20.魔術義肢《魔法道具》

 義肢の歴史は古く、世界中のどこでも多かれ少なかれ見られる物である。

 木製や金属製の、普通に身体を補うものから始まり、魔法鉱石や魔術を使用されているものまで、中身はピンキリだ。

 中でも、魔術を使用され、義肢から魔法を打ち出すことができる魔法道具としての役割を果たす魔術義肢は、特に高度な技術を持って製作されており、治癒魔術と他の魔術を組み合わせた最先端の技術と言える。


 この魔術義肢を開発、実用まで押し上げたのは、アペイロンハーブを生み出した国、エクセリシア帝国だ。


 この国は元々豊かな土地と統制された政治で発展していった。その豊かさを狙った国がエクセリシア帝国に侵攻した。それを迎撃するために軍事強化に傾倒し、当時の帝王たちの方針もあって、長きに渡り強大な力を持つ軍事国家となっていた。

 若き帝王が玉座に着いてからは、周辺国とは停戦、又は終結させ、国内の軍事以外の分野に力を入れるようになった。


 その中でも、この国が最も力を入れている分野の一つが、治癒魔術である。

 長く続いた戦争で身体の欠損を抱えた者が多かったからだ。
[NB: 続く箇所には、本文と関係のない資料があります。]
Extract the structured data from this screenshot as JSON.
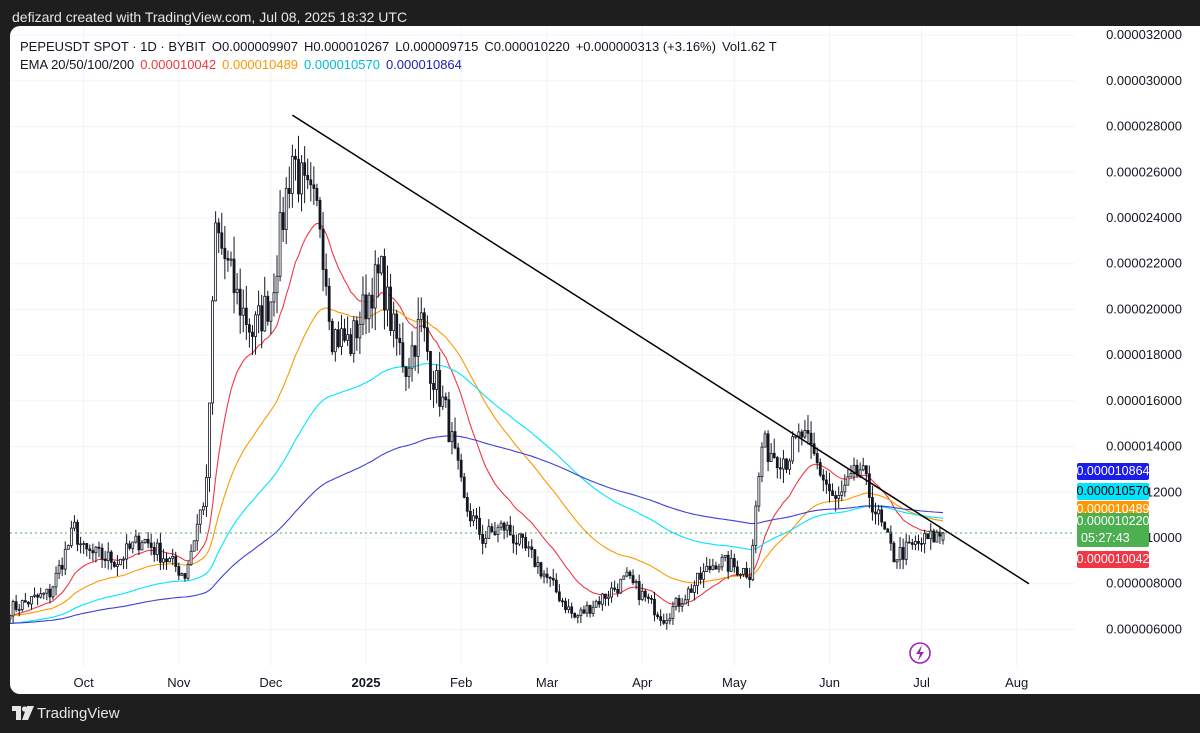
{
  "header": {
    "attribution": "defizard created with TradingView.com, Jul 08, 2025 18:32 UTC"
  },
  "footer": {
    "brand": "TradingView",
    "icon": "tradingview-logo-icon"
  },
  "legend": {
    "symbol": "PEPEUSDT SPOT · 1D · BYBIT",
    "open": "O0.000009907",
    "high": "H0.000010267",
    "low": "L0.000009715",
    "close": "C0.000010220",
    "change": "+0.000000313 (+3.16%)",
    "volume": "Vol1.62 T",
    "ema_label": "EMA 20/50/100/200",
    "ema20": "0.000010042",
    "ema50": "0.000010489",
    "ema100": "0.000010570",
    "ema200": "0.000010864"
  },
  "colors": {
    "up": "#089981",
    "down": "#f23645",
    "ema20": "#f23645",
    "ema50": "#ff9800",
    "ema100": "#00e5ff",
    "ema200": "#3f3fd6",
    "trendline": "#000000",
    "last_price": "#4caf50"
  },
  "price_tags": [
    {
      "value": "0.000010864",
      "color": "#1d1de8",
      "price": 1.0864e-05
    },
    {
      "value": "0.000010570",
      "color": "#00e5ff",
      "text_color": "#000000",
      "price": 1.057e-05
    },
    {
      "value": "0.000010489",
      "color": "#ff9800",
      "price": 1.0489e-05
    },
    {
      "value": "0.000010220",
      "countdown": "05:27:43",
      "color": "#4caf50",
      "price": 1.022e-05
    },
    {
      "value": "0.000010042",
      "color": "#f23645",
      "price": 9.35e-06
    }
  ],
  "chart_data": {
    "type": "candlestick",
    "x_tick_labels": [
      "Oct",
      "Nov",
      "Dec",
      "2025",
      "Feb",
      "Mar",
      "Apr",
      "May",
      "Jun",
      "Jul",
      "Aug"
    ],
    "x_tick_dates": [
      "2024-10-01",
      "2024-11-01",
      "2024-12-01",
      "2025-01-01",
      "2025-02-01",
      "2025-03-01",
      "2025-04-01",
      "2025-05-01",
      "2025-06-01",
      "2025-07-01",
      "2025-08-01"
    ],
    "y_tick_labels": [
      "0.000032000",
      "0.000030000",
      "0.000028000",
      "0.000026000",
      "0.000024000",
      "0.000022000",
      "0.000020000",
      "0.000018000",
      "0.000016000",
      "0.000014000",
      "0.000012000",
      "0.000010000",
      "0.000008000",
      "0.000006000"
    ],
    "y_ticks": [
      3.2e-05,
      3e-05,
      2.8e-05,
      2.6e-05,
      2.4e-05,
      2.2e-05,
      2e-05,
      1.8e-05,
      1.6e-05,
      1.4e-05,
      1.2e-05,
      1e-05,
      8e-06,
      6e-06
    ],
    "y_range": [
      4.4e-06,
      3.24e-05
    ],
    "x_range": [
      "2024-09-07",
      "2025-08-20"
    ],
    "grid": true,
    "close_series": {
      "start_date": "2024-09-07",
      "interval": "1D",
      "anchors": [
        [
          "2024-09-07",
          6.9e-06
        ],
        [
          "2024-09-20",
          7.6e-06
        ],
        [
          "2024-09-28",
          1.04e-05
        ],
        [
          "2024-10-01",
          9.4e-06
        ],
        [
          "2024-10-12",
          9e-06
        ],
        [
          "2024-10-20",
          1e-05
        ],
        [
          "2024-10-27",
          9.2e-06
        ],
        [
          "2024-11-03",
          8.4e-06
        ],
        [
          "2024-11-10",
          1.22e-05
        ],
        [
          "2024-11-13",
          2.35e-05
        ],
        [
          "2024-11-20",
          2.05e-05
        ],
        [
          "2024-11-25",
          1.9e-05
        ],
        [
          "2024-12-01",
          2.05e-05
        ],
        [
          "2024-12-08",
          2.68e-05
        ],
        [
          "2024-12-12",
          2.5e-05
        ],
        [
          "2024-12-17",
          2.4e-05
        ],
        [
          "2024-12-21",
          1.9e-05
        ],
        [
          "2024-12-27",
          1.85e-05
        ],
        [
          "2025-01-03",
          2.1e-05
        ],
        [
          "2025-01-06",
          2.15e-05
        ],
        [
          "2025-01-10",
          1.9e-05
        ],
        [
          "2025-01-14",
          1.75e-05
        ],
        [
          "2025-01-19",
          1.95e-05
        ],
        [
          "2025-01-22",
          1.75e-05
        ],
        [
          "2025-01-27",
          1.55e-05
        ],
        [
          "2025-02-02",
          1.15e-05
        ],
        [
          "2025-02-08",
          1e-05
        ],
        [
          "2025-02-15",
          1.05e-05
        ],
        [
          "2025-02-25",
          9e-06
        ],
        [
          "2025-03-10",
          6.5e-06
        ],
        [
          "2025-03-20",
          7.5e-06
        ],
        [
          "2025-03-27",
          8.2e-06
        ],
        [
          "2025-04-08",
          6.5e-06
        ],
        [
          "2025-04-15",
          7.5e-06
        ],
        [
          "2025-04-25",
          9e-06
        ],
        [
          "2025-05-06",
          8.5e-06
        ],
        [
          "2025-05-10",
          1.4e-05
        ],
        [
          "2025-05-18",
          1.35e-05
        ],
        [
          "2025-05-23",
          1.45e-05
        ],
        [
          "2025-05-27",
          1.35e-05
        ],
        [
          "2025-06-03",
          1.15e-05
        ],
        [
          "2025-06-11",
          1.3e-05
        ],
        [
          "2025-06-18",
          1.05e-05
        ],
        [
          "2025-06-22",
          9.2e-06
        ],
        [
          "2025-07-01",
          9.8e-06
        ],
        [
          "2025-07-08",
          1.02e-05
        ]
      ]
    },
    "ema_lines": [
      {
        "name": "EMA 20",
        "length": 20
      },
      {
        "name": "EMA 50",
        "length": 50
      },
      {
        "name": "EMA 100",
        "length": 100
      },
      {
        "name": "EMA 200",
        "length": 200
      }
    ],
    "trendline": {
      "from": [
        "2024-12-08",
        2.85e-05
      ],
      "to": [
        "2025-08-05",
        8e-06
      ]
    },
    "last_price": 1.022e-05,
    "ohlc_last": {
      "open": 9.907e-06,
      "high": 1.0267e-05,
      "low": 9.715e-06,
      "close": 1.022e-05
    }
  }
}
それを改善するため、外からも有能な治癒術師を招き、魔術義肢を開発するに至った。

 魔術義肢を取り付けた後は、担当治癒術師や有識者に調整し続けてもらわねばならない。その定期的な処置や診断も、国を挙げて支援したという。


 魔術義肢で使用できる魔術と言えば、義手や義足から魔法を打ち出し攻撃するような物が多いが、エクセリシア製の魔術義肢は、もっと広範囲な魔術を組み込んでいる。

 例えば、炎の魔術を打ち出せるものなどは、義肢にしか魔術が使用されていない。

 しかし、エクセリシア製は治癒魔術が組み込まれており、魔術義肢を装着する事によって身体欠損により低下した身体機能の回復を促す。

 使用者の身体全体に作用するものなのだ。

 他、全身の身体能力の向上なども効果もあり、一時は塞ぎこんでいた者たちも、この効果で新たな活躍の場を掴んでいる。


 これは、攻撃魔術を組み込む事に若き帝王が難色を示したのもあり、外から招かれた治癒術師の考案で作成されたものだ。

 大抵、義肢が必要になった者は戦争に赴くほどには心身共に健康な男性がほとんどだった。また、戦争当時の帝国は厳格な統制を取られていた。

 それ故に、他人の世話になり続けなければならないという心的負荷を負い、精神面が不安定になる者が多かったのだ。

 そういった者たちに自信を与えるためと、攻撃系の魔術が組み込まれた義肢を装着する事に恐怖を覚える者に配慮した結果だった。


 この魔術義肢は高い効果を示し、エクセリシア帝国はこの技術を他国に提供し始めている。

 若き帝王も威厳ある帝王になる頃には、元々強大だったこの帝国は、世界で最も発展している国の一つである。


 だが、エクセリシア帝国製の魔術義肢は確かに技術は素晴らしいが、デザインが質素でつまらない、というのは自他共に認める事実だった。

 効率主義の帝王が「華美な装飾など不要」と言い張るものだから、製作側の治癒術師、魔術師たちも、なかなか民が喜ぶようなデザインの物を作れないのだとか––––。